Off-design performance of a hybrid renewable compressed air energy storage system: Dynamic simulation and thermo-economic analysis

Abstract

This research proposes a novel co-simulation model for analyzing the time dependent performance of a compressed air energy storage (CAES) system driven by the renewable excess electricity. In particular, the system layout of the considered CAES includes: a compression train, an expansion train and a compressed air tank. All these components are modelled in MATLAB by suitable algorithms. The developed CAES is also coupled with a renewable plant supplying electricity to a plurality of users. The overall simulation model of the renewable plant, including the CAES, is developed in TRNSYS. The compressions train includes two centrifugal compressors and one reciprocating compressor. The expansion train includes three radial turbines. This model is designed for assessing the time dependent performance of the compressed air energy storage tracking the excess electricity in charging phase and the load in discharging phase. The models of the compressors and turbines are developed using the manufacturer maps approach. The selected user is a residential user including 50 buildings located in Naples, South of Italy. The proposed renewable plant consists of a compression train, featured by an overall capacity of 3.5 MW, a 1.5 MW expansion train and a 250 m³ compressed air tank at 350 bar. This system is integrated with a 6.30 MW photovoltaic field and 2000 m² solar field of evacuated collectors. The photovoltaic electricity firstly meets the demand of the district users. The excess renewable electricity is used to drive the compressed air energy storage system. This system also includes a suitable waste heat management system, designed for storing the waste heat due to compression and reducing the air temperature at the inlet of each compressor. Such waste heat is used for heating the air delivered to the turbines.

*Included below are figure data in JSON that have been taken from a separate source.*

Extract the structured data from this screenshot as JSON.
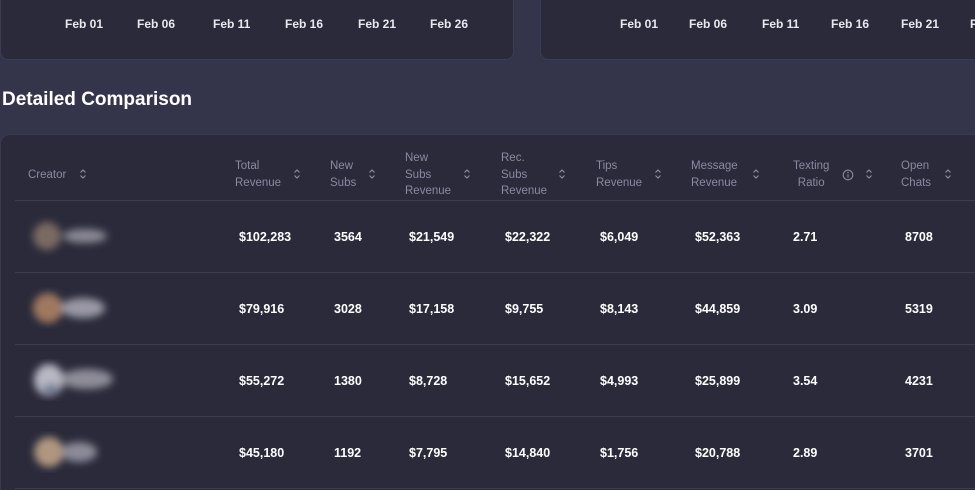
{
  "charts": [
    {
      "x_ticks": [
        "Feb 01",
        "Feb 06",
        "Feb 11",
        "Feb 16",
        "Feb 21",
        "Feb 26"
      ]
    },
    {
      "x_ticks": [
        "Feb 01",
        "Feb 06",
        "Feb 11",
        "Feb 16",
        "Feb 21",
        "F"
      ]
    }
  ],
  "section_title": "Detailed Comparison",
  "table": {
    "headers": {
      "creator": "Creator",
      "total_revenue": [
        "Total",
        "Revenue"
      ],
      "new_subs": [
        "New",
        "Subs"
      ],
      "new_subs_revenue": [
        "New",
        "Subs",
        "Revenue"
      ],
      "rec_subs_revenue": [
        "Rec.",
        "Subs",
        "Revenue"
      ],
      "tips_revenue": [
        "Tips",
        "Revenue"
      ],
      "message_revenue": [
        "Message",
        "Revenue"
      ],
      "texting_ratio": [
        "Texting",
        "Ratio"
      ],
      "open_chats": [
        "Open",
        "Chats"
      ]
    },
    "rows": [
      [
        "$102,283",
        "3564",
        "$21,549",
        "$22,322",
        "$6,049",
        "$52,363",
        "2.71",
        "8708"
      ],
      [
        "$79,916",
        "3028",
        "$17,158",
        "$9,755",
        "$8,143",
        "$44,859",
        "3.09",
        "5319"
      ],
      [
        "$55,272",
        "1380",
        "$8,728",
        "$15,652",
        "$4,993",
        "$25,899",
        "3.54",
        "4231"
      ],
      [
        "$45,180",
        "1192",
        "$7,795",
        "$14,840",
        "$1,756",
        "$20,788",
        "2.89",
        "3701"
      ]
    ]
  },
  "colors": {
    "page_bg": "#34344a",
    "card_bg": "#2a2a3b",
    "header_text": "#8a8aa0",
    "cell_text": "#ffffff"
  }
}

The thermal energy provided by the evacuated collector solar field is used for increasing the turbines inlet temperature.

The proposed system achieves promising energy results, being able to reduce by 59 % the primary energy demand of the selected residential district. Moreover, the compressed air energy storage system meets about 14 % of the district load. The proposed system shows a limited economic profitability with a payback period of 21 years, due to the high capital cost of the technologies involved in such plant.